Visually Scarlet Nexus is a mixed bag. Despite the generic ensemble of anime tropes, characters look great and nail the anime art style. Animations are also incredibly flashy and add real spectacle to the combat, keeping things visually interesting even if it’s mechanically bland by the end. Enemy designs are also bonkers with sentient flower pots with stiletto heels and murderous jack-in-the-boxes making up part of the roster. It’s just a shame there wasn’t more. Everything else, however, is bad. Environments look dull and incredibly drab, having none of the stylistic qualities of their inhabitants. The draw distance is also abysmal, with enemies just popping into view when you get disturbingly close to them.
Cutscenes are probably the most egregious aspect of the visual design, however, as they barely exist. Most cutscenes are super cheap looking panels with flappy mouthed heads. Most action scenes are done in a low budget, stop motion kind of way, and it kills the aesthetic. What few fully animated cutscenes Scarlet Nexus has are painfully short and usually involve someone running for a bit before transitioning into panels again. It at least sounds good, with a soundtrack that hits all the right notes and voice acting that meanders around passable.

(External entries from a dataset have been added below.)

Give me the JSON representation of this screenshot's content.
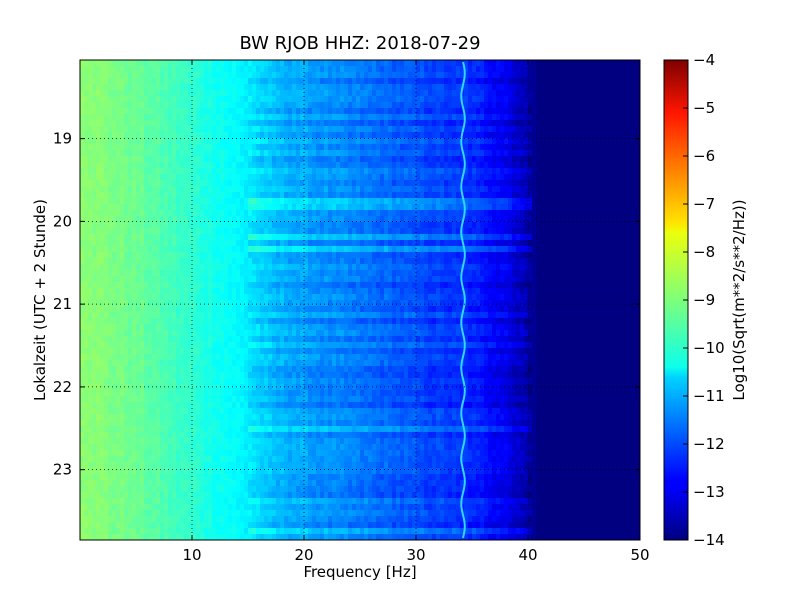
{
  "chart_data": {
    "type": "heatmap",
    "title": "BW RJOB HHZ: 2018-07-29",
    "xlabel": "Frequency [Hz]",
    "ylabel": "Lokalzeit (UTC + 2 Stunde)",
    "colorbar_label": "Log10(Sqrt(m**2/s**2/Hz))",
    "colormap": "jet",
    "xlim": [
      0,
      50
    ],
    "ylim": [
      18.05,
      23.85
    ],
    "y_inverted": true,
    "clim": [
      -14,
      -4
    ],
    "grid": true,
    "xticks": [
      10,
      20,
      30,
      40,
      50
    ],
    "xtick_labels": [
      "10",
      "20",
      "30",
      "40",
      "50"
    ],
    "yticks": [
      19,
      20,
      21,
      22,
      23
    ],
    "ytick_labels": [
      "19",
      "20",
      "21",
      "22",
      "23"
    ],
    "cbar_ticks": [
      -4,
      -5,
      -6,
      -7,
      -8,
      -9,
      -10,
      -11,
      -12,
      -13,
      -14
    ],
    "cbar_tick_labels": [
      "−4",
      "−5",
      "−6",
      "−7",
      "−8",
      "−9",
      "−10",
      "−11",
      "−12",
      "−13",
      "−14"
    ],
    "frequency_profile": [
      {
        "freq": 0,
        "log_amplitude": -8.8
      },
      {
        "freq": 5,
        "log_amplitude": -9.2
      },
      {
        "freq": 10,
        "log_amplitude": -9.8
      },
      {
        "freq": 15,
        "log_amplitude": -10.4
      },
      {
        "freq": 17,
        "log_amplitude": -10.9
      },
      {
        "freq": 20,
        "log_amplitude": -11.2
      },
      {
        "freq": 25,
        "log_amplitude": -11.6
      },
      {
        "freq": 30,
        "log_amplitude": -12.0
      },
      {
        "freq": 35,
        "log_amplitude": -12.4
      },
      {
        "freq": 38,
        "log_amplitude": -12.9
      },
      {
        "freq": 40,
        "log_amplitude": -13.6
      },
      {
        "freq": 41,
        "log_amplitude": -14.0
      },
      {
        "freq": 50,
        "log_amplitude": -14.0
      }
    ],
    "tonal_line_freq": 34.2
  }
}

Scarlet Nexus is not good enough to recommend. It starts well, gets stronger for a few hours then nose dives in quality incredibly quickly. The game’s story is not good enough to justify the 40-50 hours it takes to fully complete, and the gameplay, whilst interesting, is not strong enough to carry a game of this length. Throw in cheap production values, unnatural dialogue, repeated environments and a lack of enemy variety, and this game falls short of the mark.